Algılanmak istenmesi ne demek?
İşveren cephesinde: Ben seni işe alıyorum ücretini ödüyorum. Senin işin ve uzmanlığın bu!!! Onun sorumlu da olacaksın diyor. Hatta bu ifadeler sözleşme haline getiriliyor.
Kamu kurumlarında: Her amirin kendi alanında uzmanlığı, yetki ve sorumlulukları var. Bu iş mademki uzmanlık olarak ayrılmış, hatta birim kurulmuş, İş güvenliği şube müdürlüğü oluşturulmuş- kabul ediyoruz siz konunuzda uzmansınız- o zaman sorumluluk da size aittir şeklinde kanaat var.
İş Güvenliği uzmanı efendim biz görüş veririz, bilgi veririz, uygulamadan siz sorumlusunuz dendiğinde, sorumlu ben isem, ben işimi yaparım, size ihtiyaç yok deniyor.

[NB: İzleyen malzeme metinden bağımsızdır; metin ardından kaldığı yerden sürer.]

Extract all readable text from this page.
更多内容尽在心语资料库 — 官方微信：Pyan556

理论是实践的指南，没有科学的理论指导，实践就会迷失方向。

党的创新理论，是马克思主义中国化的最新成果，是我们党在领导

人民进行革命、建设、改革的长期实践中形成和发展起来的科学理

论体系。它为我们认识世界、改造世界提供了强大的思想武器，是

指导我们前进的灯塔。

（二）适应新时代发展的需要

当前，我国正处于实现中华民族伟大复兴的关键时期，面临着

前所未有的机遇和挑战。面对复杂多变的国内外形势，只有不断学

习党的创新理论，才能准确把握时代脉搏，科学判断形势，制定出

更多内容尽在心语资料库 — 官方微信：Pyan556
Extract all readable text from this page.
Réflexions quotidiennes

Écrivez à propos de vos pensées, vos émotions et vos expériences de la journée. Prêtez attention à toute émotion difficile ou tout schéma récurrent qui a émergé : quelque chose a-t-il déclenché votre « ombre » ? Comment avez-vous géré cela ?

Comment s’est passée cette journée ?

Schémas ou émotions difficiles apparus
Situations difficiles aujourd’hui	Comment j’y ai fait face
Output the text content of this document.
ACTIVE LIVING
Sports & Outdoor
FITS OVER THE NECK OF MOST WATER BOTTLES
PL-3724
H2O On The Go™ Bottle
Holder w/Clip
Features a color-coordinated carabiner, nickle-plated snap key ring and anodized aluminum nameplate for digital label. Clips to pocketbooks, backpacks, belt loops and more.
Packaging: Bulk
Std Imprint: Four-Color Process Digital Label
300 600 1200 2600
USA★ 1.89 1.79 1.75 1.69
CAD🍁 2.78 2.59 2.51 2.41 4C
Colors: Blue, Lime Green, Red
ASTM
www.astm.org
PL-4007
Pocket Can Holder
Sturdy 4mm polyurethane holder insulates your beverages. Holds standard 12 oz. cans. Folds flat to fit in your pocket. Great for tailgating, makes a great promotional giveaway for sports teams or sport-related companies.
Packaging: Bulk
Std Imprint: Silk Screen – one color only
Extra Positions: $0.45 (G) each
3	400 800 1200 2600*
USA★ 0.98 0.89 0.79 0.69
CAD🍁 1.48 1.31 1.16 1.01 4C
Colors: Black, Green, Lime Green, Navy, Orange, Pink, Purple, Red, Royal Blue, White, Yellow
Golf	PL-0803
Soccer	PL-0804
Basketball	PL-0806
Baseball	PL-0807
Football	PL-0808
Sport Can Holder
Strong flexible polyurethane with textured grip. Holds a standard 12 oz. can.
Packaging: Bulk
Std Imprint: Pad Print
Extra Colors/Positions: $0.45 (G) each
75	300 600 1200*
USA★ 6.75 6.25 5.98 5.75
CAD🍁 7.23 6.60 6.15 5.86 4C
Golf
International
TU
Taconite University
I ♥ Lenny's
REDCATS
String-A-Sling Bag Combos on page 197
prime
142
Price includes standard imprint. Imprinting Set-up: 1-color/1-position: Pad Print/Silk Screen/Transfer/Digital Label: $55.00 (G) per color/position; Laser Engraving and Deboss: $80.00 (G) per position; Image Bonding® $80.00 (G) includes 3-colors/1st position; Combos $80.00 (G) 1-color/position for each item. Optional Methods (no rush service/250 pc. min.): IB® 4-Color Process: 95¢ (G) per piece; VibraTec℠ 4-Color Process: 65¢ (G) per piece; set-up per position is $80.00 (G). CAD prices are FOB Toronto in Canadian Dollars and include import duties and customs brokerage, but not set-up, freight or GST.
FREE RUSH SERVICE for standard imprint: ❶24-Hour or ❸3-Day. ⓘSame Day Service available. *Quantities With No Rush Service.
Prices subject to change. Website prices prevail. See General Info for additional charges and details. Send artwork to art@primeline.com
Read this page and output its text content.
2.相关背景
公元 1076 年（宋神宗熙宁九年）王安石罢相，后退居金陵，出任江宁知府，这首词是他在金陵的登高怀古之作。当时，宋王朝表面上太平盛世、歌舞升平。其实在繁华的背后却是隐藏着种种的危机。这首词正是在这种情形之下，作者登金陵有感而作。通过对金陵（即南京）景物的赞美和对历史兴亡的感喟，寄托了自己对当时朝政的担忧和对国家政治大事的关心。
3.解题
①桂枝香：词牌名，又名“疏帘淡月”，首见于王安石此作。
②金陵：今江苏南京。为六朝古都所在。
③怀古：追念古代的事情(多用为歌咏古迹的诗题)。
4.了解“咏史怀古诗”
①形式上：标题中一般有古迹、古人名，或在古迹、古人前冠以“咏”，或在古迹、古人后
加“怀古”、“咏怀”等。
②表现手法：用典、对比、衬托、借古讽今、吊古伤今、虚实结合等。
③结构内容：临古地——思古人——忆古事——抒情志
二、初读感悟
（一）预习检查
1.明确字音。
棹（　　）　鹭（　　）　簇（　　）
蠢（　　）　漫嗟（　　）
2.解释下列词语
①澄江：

Yargı kanadında ise durum daha da vahim. Olayı bir örnekle anlatayım. Yakın bir tarih, iş kazası oluyor. Savcı bey ve bilirkişi olay yerinde. İş kazası ölümle neticelenmiş. Savcı beyin ilk olarak söylediği bu işletmenin iş güvenliği uzmanı yok mu? Var efendim diyorlar. O zaman gelsin. 1-2 saat sürebilir efendim diyorlar. Bekleyeceğiz, cenazede yerde yatacak diyor.
İş güvenliği uzmanı ve işveren geliyorlar savcı onlara ağır bir insanlık dersi anlatıyor ve eğer önlem alsaydınız, bu insanın hayatını ve ailesini önemsemiş olsaydınız, bu işçi ölmeyecekti diyor.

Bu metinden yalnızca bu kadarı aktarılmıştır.